Greater sage-grouse are designated as a Candidate species for listing under the Endangered Species Act, are a national conservation priority, and a key planning species for federal land managers that have significant land ownership in the MDWMA landscape and Habitat District. 

Also,

Greater sage-grouse depend on specific qualitative attributes of sage-steppe and wet meadow habitats that are not addressed simply by expanding the extent of these habitats on MDWMA. By identifying greater sage-grouse as a Conservation Target, we are seeking to maintain and restore highly functional sage-steppe and wet meadow habitat that will benefit many other species that rely on these same habitat types.  

Although I am not a biologist or ecologist, it would be difficult to imagine a more important step to take in protecting sage-steppe and wet meadow habitat than protecting the upstream watersheds that feed into them. For Mud Lake WMA, these upstream waters are Camas Creek and the watersheds that drain into it.

Sage-grouse and the habitat that they represent aside, human usage of Mud Lake WMA has skyrocketed in recent decades, with visitor use increased from 6,505 in 1999 to 27,035 in 2005, according to the same Mud Lake WMA Management Plan. Furthermore, apparently 71 percent of Mud Lake users have hunting licenses. By some quick calculations, we see that in 2005 alone, over 19,000 people went to Mud Lake to hunt. 

This means that there are at least 19,000 specific individuals who have a vested interest in protecting Mud Lake and its upstream waters.

Mud Lake and the Kilgore Project

Now here’s the real confluence of the Kilgore Project and Mud Lake: the earthen dams that are used to contain toxic mining tailings can, and do, fail. And when they do, the effects are anything but local. We can remember the recent disaster in Romania. On January 30, 2000, a tailings dam broke and spewed cyanide-laced slurry into the Tisza River.

A 40 km flow of toxic sludge destroyed all life in that river. The remnants of that heavy-metal-containing sludge went on to flow 1000 km through Hungary and the Balkans, entering the Danube and poisoning drinking water supplies in three countries. Jozsef Feiler of the Friends of Earth in Hungary said, “Everything down to bacteria is dead. There’s more life in a sewage channel than this river now. Nothing is alive. Zero.”

Mud Lake lies not 50 miles, which is about 80 kilometers, from West Camas Creek and the proposed cyanide heap leach gold mine. If you or anyone you know has ever visited Mud Lake WMA, then this is a call to make your voice heard and call for the protection of upstream waters from an anything-but-safe earthen dam containing toxic slurry directly upstream.

A New Forest Service Comment Period in 2021

Since sage-grouse, sandhill cranes, mallards, and garter snakes are not eligible to comment during National Forest Service public comment periods, this is an invitation to the (at least, and just from 2005) 19,000 hunters who have a strong voice and a personal interest in keeping Mud Lake alive and toxic -slurry-free.

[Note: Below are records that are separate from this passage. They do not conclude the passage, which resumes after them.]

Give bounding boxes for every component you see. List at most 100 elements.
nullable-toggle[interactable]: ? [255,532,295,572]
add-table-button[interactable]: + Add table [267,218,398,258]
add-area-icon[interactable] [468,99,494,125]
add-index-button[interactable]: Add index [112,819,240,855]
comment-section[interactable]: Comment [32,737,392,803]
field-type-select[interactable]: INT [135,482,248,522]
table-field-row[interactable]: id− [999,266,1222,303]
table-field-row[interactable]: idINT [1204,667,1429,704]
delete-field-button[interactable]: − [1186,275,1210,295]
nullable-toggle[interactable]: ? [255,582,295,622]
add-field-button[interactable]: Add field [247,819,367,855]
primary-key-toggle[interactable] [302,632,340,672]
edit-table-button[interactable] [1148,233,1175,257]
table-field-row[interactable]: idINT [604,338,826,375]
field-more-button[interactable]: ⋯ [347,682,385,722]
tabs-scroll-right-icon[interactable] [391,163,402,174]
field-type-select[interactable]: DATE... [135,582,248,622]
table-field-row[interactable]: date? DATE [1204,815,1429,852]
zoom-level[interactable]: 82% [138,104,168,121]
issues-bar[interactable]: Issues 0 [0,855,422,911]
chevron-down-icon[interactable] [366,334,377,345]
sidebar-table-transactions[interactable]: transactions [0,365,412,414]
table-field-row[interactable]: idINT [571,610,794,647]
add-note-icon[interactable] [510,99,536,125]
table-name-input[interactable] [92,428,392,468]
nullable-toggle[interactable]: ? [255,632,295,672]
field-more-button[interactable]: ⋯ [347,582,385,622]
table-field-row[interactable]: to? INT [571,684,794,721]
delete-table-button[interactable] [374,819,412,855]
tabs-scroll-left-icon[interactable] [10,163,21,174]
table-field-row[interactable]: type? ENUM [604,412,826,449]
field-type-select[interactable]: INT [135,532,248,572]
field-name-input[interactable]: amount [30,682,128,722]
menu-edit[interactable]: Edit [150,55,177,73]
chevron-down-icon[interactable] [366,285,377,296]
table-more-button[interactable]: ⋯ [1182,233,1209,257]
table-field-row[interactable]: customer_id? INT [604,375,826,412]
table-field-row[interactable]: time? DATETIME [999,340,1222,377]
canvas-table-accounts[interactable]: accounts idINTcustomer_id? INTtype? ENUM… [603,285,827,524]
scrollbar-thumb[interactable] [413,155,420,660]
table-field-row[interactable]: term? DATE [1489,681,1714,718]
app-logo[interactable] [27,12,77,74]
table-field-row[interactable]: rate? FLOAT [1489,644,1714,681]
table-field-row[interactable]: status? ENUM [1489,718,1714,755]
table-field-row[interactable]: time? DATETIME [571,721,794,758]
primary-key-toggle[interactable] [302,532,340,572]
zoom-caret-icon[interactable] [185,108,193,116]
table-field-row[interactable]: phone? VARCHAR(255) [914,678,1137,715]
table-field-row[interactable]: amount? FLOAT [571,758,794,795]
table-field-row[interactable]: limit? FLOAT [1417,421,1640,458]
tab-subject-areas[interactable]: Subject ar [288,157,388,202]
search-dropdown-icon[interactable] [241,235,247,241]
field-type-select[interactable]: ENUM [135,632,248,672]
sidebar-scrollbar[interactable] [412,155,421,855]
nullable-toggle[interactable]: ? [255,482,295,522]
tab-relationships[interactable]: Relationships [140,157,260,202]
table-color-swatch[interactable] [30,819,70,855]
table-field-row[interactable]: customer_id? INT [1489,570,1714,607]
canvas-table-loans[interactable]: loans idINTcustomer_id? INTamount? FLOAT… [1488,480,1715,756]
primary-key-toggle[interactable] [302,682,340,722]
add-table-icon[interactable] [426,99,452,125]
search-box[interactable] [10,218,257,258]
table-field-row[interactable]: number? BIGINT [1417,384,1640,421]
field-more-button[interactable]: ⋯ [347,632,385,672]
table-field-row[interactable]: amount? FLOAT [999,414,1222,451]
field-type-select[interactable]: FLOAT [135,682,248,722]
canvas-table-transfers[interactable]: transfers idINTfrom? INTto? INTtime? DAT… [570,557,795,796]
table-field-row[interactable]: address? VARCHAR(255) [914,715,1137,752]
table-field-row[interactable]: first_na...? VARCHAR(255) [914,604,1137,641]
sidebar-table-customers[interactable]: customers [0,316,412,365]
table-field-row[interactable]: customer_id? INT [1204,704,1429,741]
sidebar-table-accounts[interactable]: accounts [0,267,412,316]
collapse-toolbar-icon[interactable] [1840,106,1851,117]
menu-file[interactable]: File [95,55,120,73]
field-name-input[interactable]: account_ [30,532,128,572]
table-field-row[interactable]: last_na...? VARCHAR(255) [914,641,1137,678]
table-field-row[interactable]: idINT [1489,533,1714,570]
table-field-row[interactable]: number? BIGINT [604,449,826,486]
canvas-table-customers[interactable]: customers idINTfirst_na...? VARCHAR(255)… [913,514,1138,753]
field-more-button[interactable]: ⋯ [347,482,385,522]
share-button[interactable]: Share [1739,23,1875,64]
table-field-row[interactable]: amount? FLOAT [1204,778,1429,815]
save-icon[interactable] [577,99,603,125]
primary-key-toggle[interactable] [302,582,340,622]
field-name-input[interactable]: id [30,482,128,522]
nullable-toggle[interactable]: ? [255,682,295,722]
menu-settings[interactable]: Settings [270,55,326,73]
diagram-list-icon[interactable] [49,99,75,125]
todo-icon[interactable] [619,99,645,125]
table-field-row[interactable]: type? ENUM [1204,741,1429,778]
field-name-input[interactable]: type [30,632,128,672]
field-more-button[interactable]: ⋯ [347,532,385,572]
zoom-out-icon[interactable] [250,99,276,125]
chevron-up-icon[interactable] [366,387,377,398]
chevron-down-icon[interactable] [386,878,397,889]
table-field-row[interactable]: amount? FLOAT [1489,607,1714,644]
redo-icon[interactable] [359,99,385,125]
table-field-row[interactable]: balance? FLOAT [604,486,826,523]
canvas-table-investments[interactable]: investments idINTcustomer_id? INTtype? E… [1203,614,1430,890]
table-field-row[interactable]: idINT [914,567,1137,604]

And not to leave out the herds of mule deer, elk, and moose that you may see in Yellowstone National Park during the summer. Many of these animals winter in Idaho’s sagebrush-steppe in and around Mud Lake. These ungulates’ comments aren’t counted by the Forest Service either. So if you’ve visited Yellowstone to enjoy the wildlife, consider this invitation to you as well, to comment in order to protect the larger ecosystems that allow Yellowstone to remain rich and wild.

Although I respect the gravity-given rights of cyanide and heavy metals to pool in and dominate Mud Lake’s wetlands for decades to come, I am more interested in protecting the rights of the wildlife and the public to enjoy this special place (and the special places intimately connected to it) for much longer than the five years that Excellon Resources expects to extract gold upstream.